Beijing/Tokyo: China’s exports unexpectedly contracted in August, with sales to the US tumbling amid the escalating trade war between the two nations.

Exports decreased 1% in dollar terms from a year earlier, while imports declined 5.6%, leaving a trade surplus of $34.84 billion, the customs administration said Sunday. Economists had forecast that exports would grow 2.2%, while imports would shrink by 6.4%. Shipments to the US fell 16% from a year earlier.

President Donald Trump’s administration raised tariffs on Chinese goods at the start of the month, and is set to ratchet up levies further in October and again in December if there is no breakthrough. China and the US will hold face-to-face trade negotiations in Washington in the coming weeks, after a rapid deterioration in relations last month left global investors reeling amid increasing evidence the conflict is harming both nations.

“It’s bad on all fronts," said Michael Every, head of Asia financial markets research at Rabobank in Hong Kong. “Add in the inevitable fall-off when U.S. shipments finally catch up with 15% and 30% tariffs, and it’s an ugly picture."

Weak exports add pressure on China’s already-slowing economy and point to an increased need for its policy makers to beef up stimulus measures. The central bank said Friday it will cut the amount of cash banks must hold as reserves to the lowest level since 2007, injecting liquidity into the economy with the goal of stimulating demand.

China’s August trade surplus against the US was $26.95 billion. The decline in shipments to the US signals that the tariff escalation may have a bigger impact on exports, CICC analyst Liu Liu wrote in a note. China’s liquidity injection on Friday will help stabilize the growth rate of imports, CICC said.

The contraction came despite a persistent weakening of the yuan, and is evidence that exporters are not ‘‘front-loading’’ sales to try to beat oncoming higher tariffs. China has allowed the yuan to decline below 7 a dollar, prompting the US to name it a currency manipulator.
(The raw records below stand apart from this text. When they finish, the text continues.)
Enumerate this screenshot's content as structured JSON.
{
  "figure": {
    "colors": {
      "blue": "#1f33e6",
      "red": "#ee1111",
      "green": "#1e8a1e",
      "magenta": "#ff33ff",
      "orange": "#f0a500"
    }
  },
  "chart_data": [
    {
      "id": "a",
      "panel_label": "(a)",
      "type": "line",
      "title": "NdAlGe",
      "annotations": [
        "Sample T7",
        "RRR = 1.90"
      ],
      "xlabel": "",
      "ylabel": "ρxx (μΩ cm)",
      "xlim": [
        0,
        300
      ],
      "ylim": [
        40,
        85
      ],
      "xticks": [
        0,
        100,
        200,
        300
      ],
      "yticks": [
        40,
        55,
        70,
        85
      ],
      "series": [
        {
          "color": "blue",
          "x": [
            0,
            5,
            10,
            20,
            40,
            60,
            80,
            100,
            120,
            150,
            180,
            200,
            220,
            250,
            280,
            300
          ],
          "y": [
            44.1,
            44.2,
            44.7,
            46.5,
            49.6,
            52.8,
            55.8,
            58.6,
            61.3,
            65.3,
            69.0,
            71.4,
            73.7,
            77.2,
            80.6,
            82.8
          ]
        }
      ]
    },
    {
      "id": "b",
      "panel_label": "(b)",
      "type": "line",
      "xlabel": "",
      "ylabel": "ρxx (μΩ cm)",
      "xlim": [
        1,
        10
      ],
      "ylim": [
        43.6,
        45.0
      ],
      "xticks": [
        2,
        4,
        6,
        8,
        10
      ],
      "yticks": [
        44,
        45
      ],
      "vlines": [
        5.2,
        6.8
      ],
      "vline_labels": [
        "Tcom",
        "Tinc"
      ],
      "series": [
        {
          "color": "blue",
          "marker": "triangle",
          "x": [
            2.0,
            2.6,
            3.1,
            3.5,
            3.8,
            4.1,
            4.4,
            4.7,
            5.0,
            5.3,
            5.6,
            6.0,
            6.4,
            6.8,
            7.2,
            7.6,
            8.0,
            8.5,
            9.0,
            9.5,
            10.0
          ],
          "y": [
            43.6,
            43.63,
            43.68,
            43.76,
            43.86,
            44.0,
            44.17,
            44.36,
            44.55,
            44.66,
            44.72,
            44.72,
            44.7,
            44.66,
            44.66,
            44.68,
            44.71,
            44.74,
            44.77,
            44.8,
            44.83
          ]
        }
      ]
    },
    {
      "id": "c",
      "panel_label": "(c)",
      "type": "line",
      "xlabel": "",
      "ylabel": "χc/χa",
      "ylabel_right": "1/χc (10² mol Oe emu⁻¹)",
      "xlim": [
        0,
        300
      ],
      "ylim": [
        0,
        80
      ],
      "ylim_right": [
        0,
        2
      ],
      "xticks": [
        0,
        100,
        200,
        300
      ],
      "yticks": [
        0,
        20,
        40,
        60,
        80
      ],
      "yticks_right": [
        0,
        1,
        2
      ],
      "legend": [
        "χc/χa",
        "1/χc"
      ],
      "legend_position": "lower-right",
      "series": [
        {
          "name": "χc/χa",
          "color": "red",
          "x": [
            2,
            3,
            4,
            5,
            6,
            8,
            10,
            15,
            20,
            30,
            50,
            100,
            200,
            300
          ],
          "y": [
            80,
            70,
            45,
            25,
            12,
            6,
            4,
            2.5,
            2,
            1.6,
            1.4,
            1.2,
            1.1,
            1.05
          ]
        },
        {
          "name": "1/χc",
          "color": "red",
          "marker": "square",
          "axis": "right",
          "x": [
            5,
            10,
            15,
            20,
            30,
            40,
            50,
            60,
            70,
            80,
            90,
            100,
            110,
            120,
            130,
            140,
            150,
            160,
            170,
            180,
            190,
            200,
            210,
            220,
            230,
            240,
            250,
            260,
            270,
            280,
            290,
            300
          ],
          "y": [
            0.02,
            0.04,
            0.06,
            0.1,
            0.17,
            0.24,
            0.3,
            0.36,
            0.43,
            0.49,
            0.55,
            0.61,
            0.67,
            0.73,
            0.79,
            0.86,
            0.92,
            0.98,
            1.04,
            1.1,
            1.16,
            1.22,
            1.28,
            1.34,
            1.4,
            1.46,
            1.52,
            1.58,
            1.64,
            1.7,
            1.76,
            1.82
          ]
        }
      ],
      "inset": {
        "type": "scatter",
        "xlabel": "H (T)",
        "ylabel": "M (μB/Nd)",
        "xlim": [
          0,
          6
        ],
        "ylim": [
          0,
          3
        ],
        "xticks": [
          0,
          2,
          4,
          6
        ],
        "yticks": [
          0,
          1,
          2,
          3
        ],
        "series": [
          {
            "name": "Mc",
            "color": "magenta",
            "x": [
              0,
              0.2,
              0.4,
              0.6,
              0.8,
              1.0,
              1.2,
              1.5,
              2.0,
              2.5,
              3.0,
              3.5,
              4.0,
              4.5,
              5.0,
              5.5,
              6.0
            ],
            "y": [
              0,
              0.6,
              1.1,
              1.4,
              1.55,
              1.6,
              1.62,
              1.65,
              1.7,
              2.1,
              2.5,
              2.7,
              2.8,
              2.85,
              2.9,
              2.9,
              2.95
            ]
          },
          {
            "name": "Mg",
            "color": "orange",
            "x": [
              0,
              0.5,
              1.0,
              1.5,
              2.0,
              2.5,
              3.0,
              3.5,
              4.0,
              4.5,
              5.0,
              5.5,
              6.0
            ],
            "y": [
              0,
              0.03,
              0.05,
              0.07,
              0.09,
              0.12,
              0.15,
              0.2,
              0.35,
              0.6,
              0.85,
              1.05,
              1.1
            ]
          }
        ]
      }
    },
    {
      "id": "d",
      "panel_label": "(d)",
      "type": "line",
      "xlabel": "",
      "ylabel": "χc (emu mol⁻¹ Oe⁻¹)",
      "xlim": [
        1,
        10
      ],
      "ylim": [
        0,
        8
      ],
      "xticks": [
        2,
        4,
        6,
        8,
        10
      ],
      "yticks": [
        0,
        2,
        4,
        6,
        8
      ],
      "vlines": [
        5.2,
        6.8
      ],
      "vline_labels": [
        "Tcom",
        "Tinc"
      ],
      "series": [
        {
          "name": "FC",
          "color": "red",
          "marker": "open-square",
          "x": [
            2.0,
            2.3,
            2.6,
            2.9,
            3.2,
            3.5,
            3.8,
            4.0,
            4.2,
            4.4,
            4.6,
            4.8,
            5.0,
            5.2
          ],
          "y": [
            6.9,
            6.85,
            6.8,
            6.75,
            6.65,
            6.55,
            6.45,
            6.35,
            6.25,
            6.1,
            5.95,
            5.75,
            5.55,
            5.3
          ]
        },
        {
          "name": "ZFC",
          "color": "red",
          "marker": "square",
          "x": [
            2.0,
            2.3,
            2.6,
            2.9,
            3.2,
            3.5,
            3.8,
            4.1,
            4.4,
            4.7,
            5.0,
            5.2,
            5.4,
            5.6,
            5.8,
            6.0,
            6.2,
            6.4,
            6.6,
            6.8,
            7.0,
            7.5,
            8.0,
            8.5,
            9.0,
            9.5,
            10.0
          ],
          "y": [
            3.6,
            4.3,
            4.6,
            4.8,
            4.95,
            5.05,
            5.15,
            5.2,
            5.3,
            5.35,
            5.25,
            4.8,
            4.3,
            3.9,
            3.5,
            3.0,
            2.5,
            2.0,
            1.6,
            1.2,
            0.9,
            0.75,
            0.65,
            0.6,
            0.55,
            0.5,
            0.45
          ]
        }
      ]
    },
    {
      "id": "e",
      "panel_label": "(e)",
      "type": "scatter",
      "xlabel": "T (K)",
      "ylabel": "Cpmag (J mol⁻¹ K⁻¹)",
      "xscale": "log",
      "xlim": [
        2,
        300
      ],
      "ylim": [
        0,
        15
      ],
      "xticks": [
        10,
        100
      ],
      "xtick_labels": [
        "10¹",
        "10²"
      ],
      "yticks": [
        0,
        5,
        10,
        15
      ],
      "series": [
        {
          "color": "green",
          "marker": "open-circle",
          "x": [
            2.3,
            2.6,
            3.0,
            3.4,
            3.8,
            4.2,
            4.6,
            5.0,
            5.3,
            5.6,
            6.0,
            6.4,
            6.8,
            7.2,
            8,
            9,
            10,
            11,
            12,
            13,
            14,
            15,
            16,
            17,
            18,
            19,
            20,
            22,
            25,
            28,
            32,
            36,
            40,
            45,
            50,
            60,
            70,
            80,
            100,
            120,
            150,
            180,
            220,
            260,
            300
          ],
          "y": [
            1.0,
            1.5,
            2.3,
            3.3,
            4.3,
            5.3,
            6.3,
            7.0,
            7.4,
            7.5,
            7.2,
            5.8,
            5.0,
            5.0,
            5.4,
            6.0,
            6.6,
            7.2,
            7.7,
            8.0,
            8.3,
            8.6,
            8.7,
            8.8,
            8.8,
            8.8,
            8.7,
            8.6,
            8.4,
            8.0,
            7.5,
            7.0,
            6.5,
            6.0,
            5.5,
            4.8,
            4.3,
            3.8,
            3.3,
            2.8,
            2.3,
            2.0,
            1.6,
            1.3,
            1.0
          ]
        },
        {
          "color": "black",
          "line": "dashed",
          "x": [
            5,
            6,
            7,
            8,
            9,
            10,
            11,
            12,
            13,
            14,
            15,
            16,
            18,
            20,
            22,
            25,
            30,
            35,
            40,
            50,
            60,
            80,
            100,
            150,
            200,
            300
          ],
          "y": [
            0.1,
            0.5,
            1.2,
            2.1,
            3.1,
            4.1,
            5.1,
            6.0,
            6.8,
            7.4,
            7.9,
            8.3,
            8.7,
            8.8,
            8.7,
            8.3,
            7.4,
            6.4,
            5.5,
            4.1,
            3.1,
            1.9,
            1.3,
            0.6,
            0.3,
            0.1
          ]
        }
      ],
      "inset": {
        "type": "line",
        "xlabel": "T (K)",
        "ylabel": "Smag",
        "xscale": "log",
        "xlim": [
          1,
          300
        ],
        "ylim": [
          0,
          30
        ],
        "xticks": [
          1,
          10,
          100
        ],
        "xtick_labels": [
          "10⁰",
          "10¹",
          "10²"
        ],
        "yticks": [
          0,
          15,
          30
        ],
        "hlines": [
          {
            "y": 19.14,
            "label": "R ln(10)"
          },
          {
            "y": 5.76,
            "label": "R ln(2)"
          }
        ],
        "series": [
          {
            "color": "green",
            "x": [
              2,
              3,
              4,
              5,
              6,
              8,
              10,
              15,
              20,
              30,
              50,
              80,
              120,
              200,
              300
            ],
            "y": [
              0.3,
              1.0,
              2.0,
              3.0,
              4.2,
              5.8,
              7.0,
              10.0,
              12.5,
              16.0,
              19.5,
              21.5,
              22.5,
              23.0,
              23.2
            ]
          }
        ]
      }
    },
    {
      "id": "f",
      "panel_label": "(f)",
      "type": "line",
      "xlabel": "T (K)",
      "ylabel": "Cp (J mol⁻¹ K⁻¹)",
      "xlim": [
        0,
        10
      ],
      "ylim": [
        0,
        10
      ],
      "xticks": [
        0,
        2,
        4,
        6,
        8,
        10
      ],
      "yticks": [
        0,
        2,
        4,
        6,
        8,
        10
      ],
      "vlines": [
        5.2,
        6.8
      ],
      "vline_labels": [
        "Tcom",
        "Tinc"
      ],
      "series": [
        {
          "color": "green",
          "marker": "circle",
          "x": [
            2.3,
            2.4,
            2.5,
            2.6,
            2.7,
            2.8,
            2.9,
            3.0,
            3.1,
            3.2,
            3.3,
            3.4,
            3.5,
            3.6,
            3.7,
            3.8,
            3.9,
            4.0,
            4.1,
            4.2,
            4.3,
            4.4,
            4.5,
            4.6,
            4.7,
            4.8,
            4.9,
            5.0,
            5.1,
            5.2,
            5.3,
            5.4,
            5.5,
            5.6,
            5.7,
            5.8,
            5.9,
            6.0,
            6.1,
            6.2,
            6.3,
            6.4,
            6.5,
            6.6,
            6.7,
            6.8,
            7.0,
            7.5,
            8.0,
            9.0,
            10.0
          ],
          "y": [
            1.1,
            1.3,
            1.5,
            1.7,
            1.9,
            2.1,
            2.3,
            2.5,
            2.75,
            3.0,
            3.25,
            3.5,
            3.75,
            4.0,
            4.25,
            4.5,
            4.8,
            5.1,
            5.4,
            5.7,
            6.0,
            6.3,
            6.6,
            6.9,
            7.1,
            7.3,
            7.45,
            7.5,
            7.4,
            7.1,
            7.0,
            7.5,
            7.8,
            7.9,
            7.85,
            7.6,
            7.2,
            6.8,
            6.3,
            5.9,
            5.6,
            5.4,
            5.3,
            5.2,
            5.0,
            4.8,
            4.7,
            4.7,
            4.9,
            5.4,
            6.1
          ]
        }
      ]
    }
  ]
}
“We continue to expect no trade deal in 2019 and even 2020 in our base case, and see the risk of further trade war escalation," Wang Tao, chief China economist at UBS AG, wrote in a note.

The latest escalation of 5 percentage point higher tariffs on almost all Chinese goods will lead to another 0.3 percentage point drag on China’s gross domestic product growth over a 12-month period, on top of the bank’s previous downgrade to 5.8% GDP growth in 2020, she wrote.